O Tribunal de Contas da União aprovou com ressalvas as contas do governo do presidente Luiz Inácio Lula da Silva relativas ao exercício de 2025. O parecer aponta avanços, mas sinaliza preocupações com a dívida pública, com a saúde financeira de estatais federais e com a análise de garantias aos Correios. A aprovação é condicionada a observações e alertas.
Relator do processo, o ministro Benjamin Zymler afirmou que os resultados primários não bastam para estabilizar a dívida nos níveis da Lei de Diretrizes Orçamentárias. O relatório estima necessidade de R$ 313,5 bilhões em operações de crédito para 2026, com projeção de R$ 517,8 bilhões em 2029.
Os técnicos destacam pressão sobre regras fiscais, execução de receitas e despesas fora do fluxo tradicional, governança de benefícios tributários e fragilidades em estatais. O documento também aponta distorções no Balanço Geral da União e preocupação com a Regra de Ouro.
Entre às ressalvas, o TCU cita falhas no acompanhamento de recursos destinados a estatais não dependentes do Tesouro, com ocorrências de recursos parados ou aplicados em lote financeiro. Também há questionamento sobre destinação de receitas da PPSA, que não foram integralmente recolhidas à Conta Única do Tesouro.
Outra ressalva envolve a inclusão de novos projetos na LOA 2025 por órgãos federais, como os ministérios das Cidades, da Integração e Desenvolvimento Regional e a Codevasf, sem devida atualização de investimentos em andamento e de recursos para manutenção do patrimônio público.
O TCU emitiu alertas sobre crescimento de despesas obrigatórias, gastos mínimos constitucionais e emendas parlamentares, ressaltando que isso reduz espaço para investimentos e políticas públicas com proteção legal.
Preocupação com estatais
O tribunal aponta deterioração financeiro-econômica em estatais estratégicas, incluindo Correios, Eletronuclear, ENBPar, Casas da Moeda, Docas, Emgea e Infraero.

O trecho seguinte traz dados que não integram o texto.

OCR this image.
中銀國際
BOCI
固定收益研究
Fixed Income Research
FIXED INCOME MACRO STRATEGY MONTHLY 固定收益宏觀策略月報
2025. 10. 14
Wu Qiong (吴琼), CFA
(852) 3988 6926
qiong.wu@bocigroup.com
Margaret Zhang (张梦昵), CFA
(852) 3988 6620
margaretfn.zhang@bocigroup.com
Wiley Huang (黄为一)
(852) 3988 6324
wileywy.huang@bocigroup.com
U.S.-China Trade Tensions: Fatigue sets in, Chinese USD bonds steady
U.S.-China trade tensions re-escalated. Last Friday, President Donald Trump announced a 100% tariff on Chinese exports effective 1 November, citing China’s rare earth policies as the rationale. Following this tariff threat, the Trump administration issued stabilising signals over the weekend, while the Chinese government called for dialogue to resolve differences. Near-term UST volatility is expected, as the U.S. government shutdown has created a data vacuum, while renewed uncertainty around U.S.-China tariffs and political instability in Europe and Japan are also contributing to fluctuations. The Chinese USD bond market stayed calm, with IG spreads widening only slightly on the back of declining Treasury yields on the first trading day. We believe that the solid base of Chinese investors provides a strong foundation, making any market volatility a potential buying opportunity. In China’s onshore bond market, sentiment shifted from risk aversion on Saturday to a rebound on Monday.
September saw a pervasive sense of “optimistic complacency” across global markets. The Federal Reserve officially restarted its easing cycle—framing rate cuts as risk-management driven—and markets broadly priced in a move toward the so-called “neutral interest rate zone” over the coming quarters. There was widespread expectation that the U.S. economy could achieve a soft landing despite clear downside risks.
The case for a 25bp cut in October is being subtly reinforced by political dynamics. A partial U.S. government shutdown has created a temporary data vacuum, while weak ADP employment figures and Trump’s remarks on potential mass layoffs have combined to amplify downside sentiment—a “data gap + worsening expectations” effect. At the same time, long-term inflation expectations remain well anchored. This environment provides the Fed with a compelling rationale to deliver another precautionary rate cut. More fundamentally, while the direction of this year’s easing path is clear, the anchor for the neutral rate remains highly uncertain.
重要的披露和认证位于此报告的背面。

Em alguns casos, há risco fiscal imediato; em outros, fragilidades estruturais que podem piorar.
A análise indica falhas de supervisão, baixo grau de competitividade, queda de receitas e gastos com pessoal elevados, além de dependência de soluções temporárias. A presença de deterioração sem fiscalização adequada pode exigir aportes do Tesouro.
O ministro Zymler ressaltou o rombo de 8,5 bilhões de reais dos Correios em 2025 e o aporte mínimo de 6 bilhões até 2027 já aprovados pelo governo. Segundo o parecer, houve ausência de exame crítico das premissas do plano de reestruturação.
Conclui-se que as informações apresentadas pela própria estatal não foram suficientemente verificadas de forma independente, comprometendo a demonstração de viabilidade do plano de reestruturação.